18h47 Mazetier : ce sont des amendements de bon sens. Des entreprises du libre ont le droit d'être protégées comme les éditeurs de logiciels propriétaires. Albanel accuse l'opposition de chantage, mais Mazetier souligne la lettre de Sarkozy...

18h45
Riester : vos amendements sont contraires au droit européen qui prévoit une protection des DRM meme non interopérables. Il est nécessaires de maintenir les protections anticopies pour certains modes de consommations comme le streaming. Ces amendements sont opposés à ces modes. Cela signifie indirectement que la Hadopi pourra impacter les sites de streaming ?

18h44
Bloche : on travaille sur la Hadopi sans avoir évaluer le texte DADVSI alors qu'un amendement l'y obligeait dans les 18 mois.

18h42
Bloche revient sur le 138 doublé par le compromis de Mme Trautmann. Hadopi ne peut être assimilé à un tribunal impartial. Les dispositions de l'article 6 CEDH ne sont pas en phase avec le texte français qui doit respecter pourtant cette convention européenne.

18h39
Jean Dionis  toujours et interroge Albanel.

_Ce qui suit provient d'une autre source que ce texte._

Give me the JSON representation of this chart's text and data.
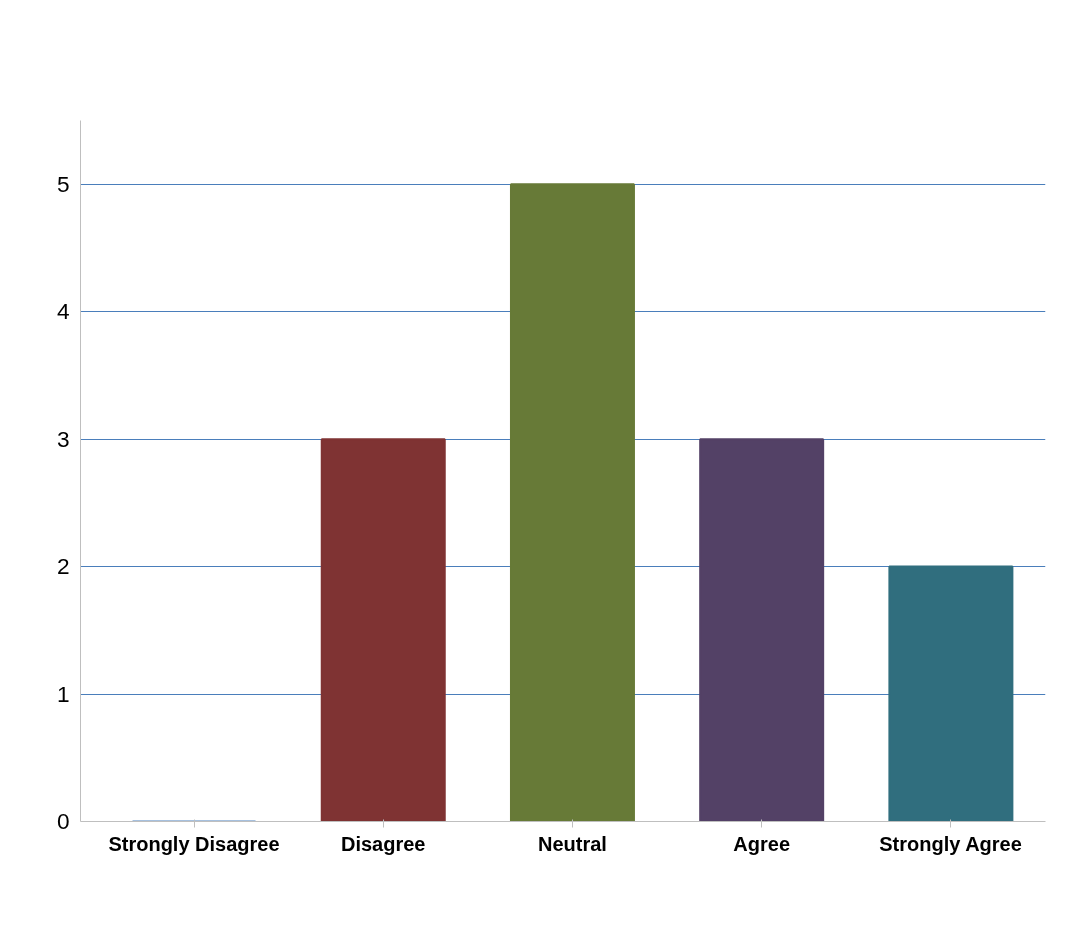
{
  "chart_data": {
    "type": "bar",
    "categories": [
      "Strongly Disagree",
      "Disagree",
      "Neutral",
      "Agree",
      "Strongly Agree"
    ],
    "values": [
      0,
      3,
      5,
      3,
      2
    ],
    "colors": [
      "#4f81bd",
      "#7f3333",
      "#677a37",
      "#534166",
      "#306e7e"
    ],
    "ylim": [
      0,
      5.5
    ],
    "yticks": [
      0,
      1,
      2,
      3,
      4,
      5
    ],
    "grid": "y"
  }
}
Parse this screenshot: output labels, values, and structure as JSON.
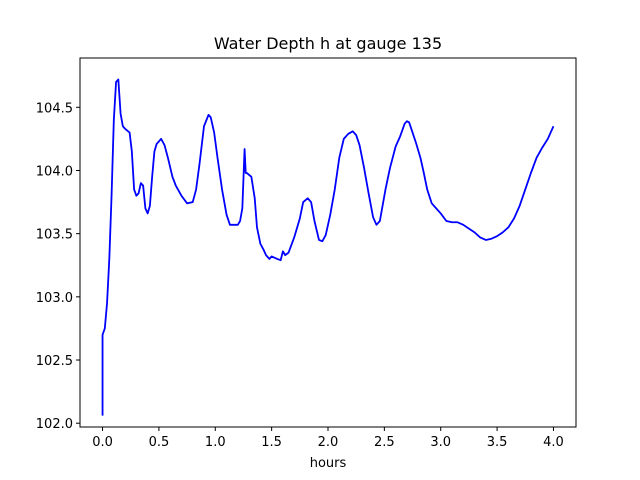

Il convient de clarifier la protection juridique des mesures techniques en précisant que les dispositifs exerçant un contrôle abusif ne bénéficient pas de la protection juridique prévue par la loi DADVSI. La loi est particulièrement illisible et met en insécurité juridique de nombreux auteurs de logiciels indépendants, interopérants, avec des mesures techniques, mais aussi des utilisateurs encore plus nombreux, qui ne savent plus s'ils ont le droit de procéder aux manipulations leur permettant de lire les fichiers porteurs de MTP avec l'outil de leur choix.

En outre, cet alinéa a pour vocation d'inciter les éditeurs de MTP à créer des dispositifs plus respectueux de la libre concurrence et des droits du public. On ne saurait tolérer que la loi protège des dispositifs manifestement destinés à segmenter le marché des logiciels multimédia, à rendre les utilisateurs captifs et à évincer la concurrence.

18h38
Jean Dionis défend le 180, similaire au 159. Attendons la fin du débat européen, demandait Riester : il a raison ! si l'Hadopi est une autorité judiciaire, toute la ligne conduisant à déjudiciariser le volet légal, alors ca change tout et prenez l'amende.